If I didn't care at all about backwards compatibility and the like, I'd probably go with Helena/Lukas's idea of re-using the reducedDim code, but change the name to something more generic (altDim a la altExp perhaps) that reducedDim and spatialCoords could both use. However that'd be a horrendous rewrite of multiple packages that'd likely break tonnes of code, so seems off limits.
The idea of duplicating the code is obviously horrible, given you've now duplicated the chance of bugs, and sharing it between SCE and SpE (via a shared dependency?) seems a bit OTT.

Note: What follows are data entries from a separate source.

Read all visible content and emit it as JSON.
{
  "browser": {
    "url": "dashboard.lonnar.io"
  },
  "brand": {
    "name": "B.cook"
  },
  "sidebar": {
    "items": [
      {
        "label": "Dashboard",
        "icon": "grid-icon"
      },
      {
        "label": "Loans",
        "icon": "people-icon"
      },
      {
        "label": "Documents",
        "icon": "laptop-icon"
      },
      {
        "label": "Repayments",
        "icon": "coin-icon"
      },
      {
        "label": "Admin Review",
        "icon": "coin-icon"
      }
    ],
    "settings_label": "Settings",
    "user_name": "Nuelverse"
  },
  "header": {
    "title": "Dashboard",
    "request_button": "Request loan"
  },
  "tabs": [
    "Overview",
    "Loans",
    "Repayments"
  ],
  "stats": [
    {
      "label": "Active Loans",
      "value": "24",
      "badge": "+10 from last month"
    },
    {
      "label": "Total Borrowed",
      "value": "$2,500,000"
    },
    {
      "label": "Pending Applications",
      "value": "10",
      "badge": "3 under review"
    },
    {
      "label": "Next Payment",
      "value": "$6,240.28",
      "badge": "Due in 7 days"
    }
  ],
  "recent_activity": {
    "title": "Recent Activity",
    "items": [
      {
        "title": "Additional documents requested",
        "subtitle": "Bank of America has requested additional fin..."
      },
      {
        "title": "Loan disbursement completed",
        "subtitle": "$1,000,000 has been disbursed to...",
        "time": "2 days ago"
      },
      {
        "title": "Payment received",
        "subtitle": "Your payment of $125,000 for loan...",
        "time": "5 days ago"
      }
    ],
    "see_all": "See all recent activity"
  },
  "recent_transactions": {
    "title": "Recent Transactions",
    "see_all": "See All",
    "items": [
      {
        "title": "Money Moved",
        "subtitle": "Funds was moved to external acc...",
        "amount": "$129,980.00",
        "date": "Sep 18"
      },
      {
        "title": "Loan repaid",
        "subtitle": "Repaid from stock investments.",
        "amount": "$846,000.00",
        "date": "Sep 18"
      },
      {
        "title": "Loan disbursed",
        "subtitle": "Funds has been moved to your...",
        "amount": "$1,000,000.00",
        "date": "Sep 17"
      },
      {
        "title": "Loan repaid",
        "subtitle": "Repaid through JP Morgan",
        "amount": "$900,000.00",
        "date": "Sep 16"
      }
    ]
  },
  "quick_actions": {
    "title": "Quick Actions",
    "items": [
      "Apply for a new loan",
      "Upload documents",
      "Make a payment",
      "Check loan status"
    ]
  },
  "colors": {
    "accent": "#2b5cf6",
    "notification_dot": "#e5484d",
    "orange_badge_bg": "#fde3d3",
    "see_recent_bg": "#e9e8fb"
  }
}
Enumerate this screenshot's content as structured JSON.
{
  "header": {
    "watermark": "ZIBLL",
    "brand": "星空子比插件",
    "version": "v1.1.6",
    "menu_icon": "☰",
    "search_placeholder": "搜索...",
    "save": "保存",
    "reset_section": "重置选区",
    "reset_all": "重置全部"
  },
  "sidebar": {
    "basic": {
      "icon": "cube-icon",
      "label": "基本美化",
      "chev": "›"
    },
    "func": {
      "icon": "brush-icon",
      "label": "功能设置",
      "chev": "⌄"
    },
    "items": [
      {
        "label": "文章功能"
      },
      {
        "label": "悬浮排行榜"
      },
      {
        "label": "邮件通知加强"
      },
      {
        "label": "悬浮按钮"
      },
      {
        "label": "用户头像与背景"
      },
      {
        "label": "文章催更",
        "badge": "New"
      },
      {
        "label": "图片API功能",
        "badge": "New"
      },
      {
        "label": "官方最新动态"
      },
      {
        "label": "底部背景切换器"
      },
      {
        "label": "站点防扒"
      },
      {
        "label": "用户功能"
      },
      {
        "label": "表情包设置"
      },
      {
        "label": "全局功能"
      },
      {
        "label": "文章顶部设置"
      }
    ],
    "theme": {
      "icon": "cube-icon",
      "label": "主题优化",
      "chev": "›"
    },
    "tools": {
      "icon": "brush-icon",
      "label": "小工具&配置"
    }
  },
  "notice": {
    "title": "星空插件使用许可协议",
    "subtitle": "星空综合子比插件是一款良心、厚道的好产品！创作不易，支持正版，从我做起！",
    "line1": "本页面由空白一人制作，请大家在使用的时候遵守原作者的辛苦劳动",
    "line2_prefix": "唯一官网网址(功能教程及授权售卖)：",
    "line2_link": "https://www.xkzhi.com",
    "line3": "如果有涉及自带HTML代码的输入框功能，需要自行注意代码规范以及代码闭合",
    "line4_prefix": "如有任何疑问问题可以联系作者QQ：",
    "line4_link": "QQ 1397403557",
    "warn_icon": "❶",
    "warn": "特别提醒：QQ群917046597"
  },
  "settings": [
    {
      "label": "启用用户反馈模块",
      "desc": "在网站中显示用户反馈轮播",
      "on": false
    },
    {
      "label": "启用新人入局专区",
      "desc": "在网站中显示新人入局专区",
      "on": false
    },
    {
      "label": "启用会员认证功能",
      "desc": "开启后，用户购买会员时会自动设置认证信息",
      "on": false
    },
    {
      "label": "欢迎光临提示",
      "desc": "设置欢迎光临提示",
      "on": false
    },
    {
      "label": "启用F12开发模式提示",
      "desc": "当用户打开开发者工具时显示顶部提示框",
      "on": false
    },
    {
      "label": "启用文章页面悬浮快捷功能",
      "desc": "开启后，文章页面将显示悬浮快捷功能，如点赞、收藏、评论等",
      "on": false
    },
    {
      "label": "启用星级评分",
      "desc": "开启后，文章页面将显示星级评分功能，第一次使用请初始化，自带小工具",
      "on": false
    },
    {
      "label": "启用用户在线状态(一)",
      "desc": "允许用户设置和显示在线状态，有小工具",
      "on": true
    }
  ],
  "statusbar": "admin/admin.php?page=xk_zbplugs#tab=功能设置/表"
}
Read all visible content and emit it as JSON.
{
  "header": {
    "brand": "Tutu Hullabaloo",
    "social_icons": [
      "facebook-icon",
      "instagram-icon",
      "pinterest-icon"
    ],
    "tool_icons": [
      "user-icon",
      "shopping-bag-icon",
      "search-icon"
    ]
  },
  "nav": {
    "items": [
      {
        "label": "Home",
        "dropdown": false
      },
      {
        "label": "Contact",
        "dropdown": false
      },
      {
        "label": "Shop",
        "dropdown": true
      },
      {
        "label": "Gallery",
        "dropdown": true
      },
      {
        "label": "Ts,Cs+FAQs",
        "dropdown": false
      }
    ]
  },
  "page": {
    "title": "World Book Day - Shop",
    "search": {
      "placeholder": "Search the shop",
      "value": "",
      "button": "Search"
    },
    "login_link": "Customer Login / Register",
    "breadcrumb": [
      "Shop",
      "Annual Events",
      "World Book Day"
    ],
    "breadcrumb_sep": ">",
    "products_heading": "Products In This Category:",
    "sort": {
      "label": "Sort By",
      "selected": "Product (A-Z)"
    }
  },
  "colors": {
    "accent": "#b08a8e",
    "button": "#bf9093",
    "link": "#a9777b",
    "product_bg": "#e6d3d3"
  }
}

Therefore I think the simplest is what Lukas' last comment suggests; use reducedDim but obfuscate it from users slightly. It's easier to modify the show method and add a couple of utility functions that used reducedDim stuff on the backend than reinventing the wheel for an extremely similar use case. Maybe it's kicking the can down the road and some horrible issues will pop up, but it's a low-effort bodge for now so perhaps it'll be easier to see a path forward when it comes time to fix things.
That's my 2c anyway, I was going to tag in Aaron and Davide as people who are better placed than I to contribute to the discussion but I can see I've been beaten to it.
I see the structural / implementation argument, but the semantics seem off.
What I like about the idea of having a construct such as reducedDims also for representing spatial coordinates that we would no longer be restricted to 1) just providing a single set of spatial coordinates for each cell, and 2) representing them as a matrix only.
If we would use something like reducedDims, we would have a list of matrix-like objects (as we have for assays in a good old SE btw) and could
-
easily store alternative sets of spatial coordinates for each cell (eg one for storing the cell centroids for each cell, one for storing polygon segmentation boundaries for each cell), and
-
each element of the list could also eg be a
DataFrame, which would be great for eg storing S4 objects representing cell polygons, or something HDF5-backed there for datasets with many cells or extremely fine-granular polygon boundaries (imagine a segmentation where each cell ends up being represented by polygons with hundreds to thousands of vertices).
Strongly advise against chucking the spatialCoords in the reducedDims, because the former is not the latter. It's not just a question of data structure, it's a question of semantics. Downstream applications trust that the reducedDims contain, well, reduced dimensions, and proceed accordingly for visualization and querying. For example, I have databases where users might ask, "hey, which datasets have pre-computed reduced dimensions from their publication?", and throwing spatial coordinates into the reducedDims slot would contaminate the answer to that question.
I don't really see the problem with the current setup, provided that you make sure that the spatialCoords are subsetted by row properly in the [ and [<- methods. If you really don't want to do it yourself, I suppose you could store it as a nested column in the int_colData with an appropriately unique name, which gives you the subsetting for free. You'd still have to write the getters and setters yourself, though. I don't see the problem with duplicating the name-checking code - where do you think I got the code to do it from reducedDims? I just copied it from SummarizedExperiment::assay.
Besides, at some point, you're going to have to apply your own spatial-specific checks to the setters, e.g., check that the column names have x, y, etc. or whatever the corresponding thing is for polygons (suggest a SplitDataFrameList). Better to have the flexibility of modifying your own code base than to be restricted by SCE's internals.
Alrighty, thanks for all your feedback, seems like a pretty unanimous vote. I'll get to addressing the original issue(s) for now, then we can get to the polygons-and-stuff business.